—Pardonnez au moins par charité.

—La charité? oui, tant qu'on voudra pour les pauvres malheureux qu'on oublie ou qu'on méprise parce qu'ils sont faibles! Pour les pauvres filles perdues qui meurent dans la crotte pour n'avoir jamais pu être aimées. De la charité pour ceux qui souffrent sans l'avoir mérité? Je leur donnerais jusqu'à ma chemise, tu le sais bien! Mais de la charité pour les comtesses, pour madame une telle qui a déshonoré cent fois un mari aussi bon que le mien, par galanterie; pour monsieur un tel qui n'a blâmé l'amour de ton père que le jour où j'ai refusé d'être sa maîtresse...... Tous ces gens-là, vois-tu, sont des infâmes; ils font le mal, ils aiment le mal, et ils ont de la religion et de la vertu plein la bouche.

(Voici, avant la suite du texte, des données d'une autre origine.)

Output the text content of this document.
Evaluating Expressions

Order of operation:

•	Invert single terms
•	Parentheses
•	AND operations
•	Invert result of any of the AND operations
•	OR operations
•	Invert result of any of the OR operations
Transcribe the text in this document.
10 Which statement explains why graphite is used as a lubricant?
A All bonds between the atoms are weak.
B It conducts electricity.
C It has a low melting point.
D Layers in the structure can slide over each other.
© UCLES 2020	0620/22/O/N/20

—Vous voyez pourtant qu'il y a, outre la loi divine, une loi fatale qui nous prescrit le pardon des injures et l'oubli des souffrances personnelles, car cette loi nous frappe et nous punit quand nous l'avons trop méconnue.

—Comment ça! explique-toi clairement.

—A force de nous tendre l'esprit et de nous armer le cœur contre les gens mauvais et coupables, nous prenons l'habitude de méconnaître les innocens et d'accabler de nos soupçons et de nos rigueurs ceux qui nous respectent et nous chérissent.

—Ah! tu dis cela pour toi! s'écria-t-elle.

—Oui, je le dis pour moi, mais je pourrais le dire aussi pour ma sœur, pour la vôtre, pour Pierret. Ne le croyez-vous pas, ne le dites-vous pas vous-même, quand vous êtes calme?

—C'est vrai que je fais enrager tout le monde quand je m'y mets, reprit-elle; mais je ne sais pas le moyen de faire autrement. Plus j'y pense, plus je recommence, et ce qui m'a paru le plus injuste de ma part en m'endormant est ce qui me paraît le plus juste quand je me réveille. Ma tête travaille trop. Je sens quelquefois qu'elle éclate. Je ne suis bien portante et raisonnable que quand je ne pense à rien; mais cela ne dépend pas de moi du tout. Plus je veux ne pas penser, plus je pense. Il faut que l'oubli vienne tout seul, à force de fatigue. C'est donc ce qu'on apprend dans tes livres, la faculté de ne rien penser du tout!»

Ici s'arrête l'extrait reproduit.